Croatia
Corporate - Tax administration
Last reviewed - 30 June 2025Taxable period
The CIT shall be assessed for a period that is normally a calendar year. The Tax Administration may agree, at the request of a taxpayer, that the tax period should not correspond with the calendar year, provided the tax period does not exceed 12 months. The chosen tax period cannot be changed for three years.
Tax returns
All CIT payers are obligated to submit an annual CIT return to the Tax Administration no later than four months after the end of the tax period for which CIT is assessed.
The Ministry of Finance administers taxation matters through the Tax Administration. These organisations have responsibilities and powers defined by law.
Payment of tax
Every taxpayer is required to pay monthly CIT advances (by the end of the month for the previous month) on the basis of the previous year’s tax return.
In the first year of operation, taxpayers are not obligated to pay any CIT advances.
CIT is assessed at the end of the tax period, and the assessed amount, less any instalments made, is payable by the statutory deadline for filing the CIT return.
Tax audit process
The Inspection Sector of the Croatian Tax Administration performs a tax audit of a taxpayer.
The tax audit process is usually performed as follows:
- Notification of a tax audit is sent to the taxpayer.
- Tax audit is conducted.
- Minutes of the tax audit are issued.
- Taxpayer can object to the minutes within a prescribed filing deadline. If objection shows new facts and evidence, the tax inspector will prepare supplementary minutes.

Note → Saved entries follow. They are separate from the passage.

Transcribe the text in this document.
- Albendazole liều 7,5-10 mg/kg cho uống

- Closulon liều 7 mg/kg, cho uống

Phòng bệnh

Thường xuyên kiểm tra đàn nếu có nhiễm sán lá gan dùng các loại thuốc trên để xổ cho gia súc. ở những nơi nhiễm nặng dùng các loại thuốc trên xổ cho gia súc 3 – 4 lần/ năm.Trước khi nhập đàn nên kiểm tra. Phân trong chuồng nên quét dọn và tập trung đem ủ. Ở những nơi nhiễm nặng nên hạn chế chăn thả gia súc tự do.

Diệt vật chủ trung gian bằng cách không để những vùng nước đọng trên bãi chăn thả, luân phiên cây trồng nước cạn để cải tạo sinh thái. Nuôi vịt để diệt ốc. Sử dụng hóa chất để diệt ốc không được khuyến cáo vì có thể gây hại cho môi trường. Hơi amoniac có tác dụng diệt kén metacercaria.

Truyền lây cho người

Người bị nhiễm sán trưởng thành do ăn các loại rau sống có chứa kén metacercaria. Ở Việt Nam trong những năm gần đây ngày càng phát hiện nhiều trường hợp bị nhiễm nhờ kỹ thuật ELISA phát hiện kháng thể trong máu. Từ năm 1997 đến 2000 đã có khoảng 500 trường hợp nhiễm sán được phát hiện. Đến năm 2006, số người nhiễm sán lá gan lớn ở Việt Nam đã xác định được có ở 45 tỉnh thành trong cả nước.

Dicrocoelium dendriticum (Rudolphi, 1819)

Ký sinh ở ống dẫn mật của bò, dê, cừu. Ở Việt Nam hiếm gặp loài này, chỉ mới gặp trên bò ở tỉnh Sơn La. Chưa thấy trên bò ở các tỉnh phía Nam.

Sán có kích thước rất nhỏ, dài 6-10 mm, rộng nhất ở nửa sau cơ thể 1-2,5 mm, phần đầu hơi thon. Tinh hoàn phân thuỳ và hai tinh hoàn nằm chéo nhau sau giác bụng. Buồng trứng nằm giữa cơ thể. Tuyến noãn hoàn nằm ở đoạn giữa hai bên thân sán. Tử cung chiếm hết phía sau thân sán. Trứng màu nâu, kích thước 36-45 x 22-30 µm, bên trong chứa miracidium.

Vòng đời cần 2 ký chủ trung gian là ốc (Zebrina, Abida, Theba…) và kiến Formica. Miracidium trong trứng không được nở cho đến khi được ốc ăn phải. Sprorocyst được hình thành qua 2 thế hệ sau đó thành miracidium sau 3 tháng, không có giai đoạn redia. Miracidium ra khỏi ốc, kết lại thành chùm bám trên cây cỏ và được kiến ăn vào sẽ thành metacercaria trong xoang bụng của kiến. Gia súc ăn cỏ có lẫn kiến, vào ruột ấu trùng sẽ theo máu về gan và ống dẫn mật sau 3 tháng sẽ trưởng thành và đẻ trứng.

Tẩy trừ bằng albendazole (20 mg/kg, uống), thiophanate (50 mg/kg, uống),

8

- Resolution of the tax audit is issued within 60 days as of the day (supplementary) minutes have been provided to the taxpayer. The exception is that the resolution made pursuant to customs legislation is made no later than 30 days after the expiry of the objection period. When no irregularities have been identified in the tax audit process or the taxpayer has presented new facts and evidence in the minutes, based on which there is no longer a basis for changing the tax liability, a resolution which is suspending the procedure is issued.
Appeal against the resolution can be filed within 30 days as of the day the taxpayer received the resolution. It needs to be replied to within two months as of the day the appeal has been filed. Appeal against the issued resolution which is suspending the procedure is not allowed.
After a rejected appeal, the taxpayer can initiate court litigation procedures.
Statute of limitations
The Tax Administration’s right to assess tax liabilities and interest; the Tax Administration’s right to collect taxes, interest, and execution costs; and the taxpayer’s right to a refund of tax, interest, and execution costs is subject to a statute of limitations that becomes effective in six years, counted from the day statute of limitations commences, which is 1 January of the year following the year in which the tax return is submitted. However, tax administration may initiate a tax audit only within three years counted from the day statute of limitations commences. In case of abuse of rights and criminal acts, cross border transactions, transfer pricing, tax arrangements involving several jurisdictions, etc., even earlier years may be examined, as well.
Topic of focus for Tax Administration
Tax Administration is focusing on business relations with related parties. In this regard, the Tax Administration stipulated the obligation of preparation of a report on transactions with related parties (PD-IPO form) in case the taxpayer recorded transactions with related parties in its business ledgers during the tax period, and to deliver that report along with the CIT return.
Binding opinions
Opinions and instructions issued by Tax Administration central offices are binding for all Tax Administration regional offices, and the goal is to ensure uniformity of the tax administration representatives’ treatment of taxpayers.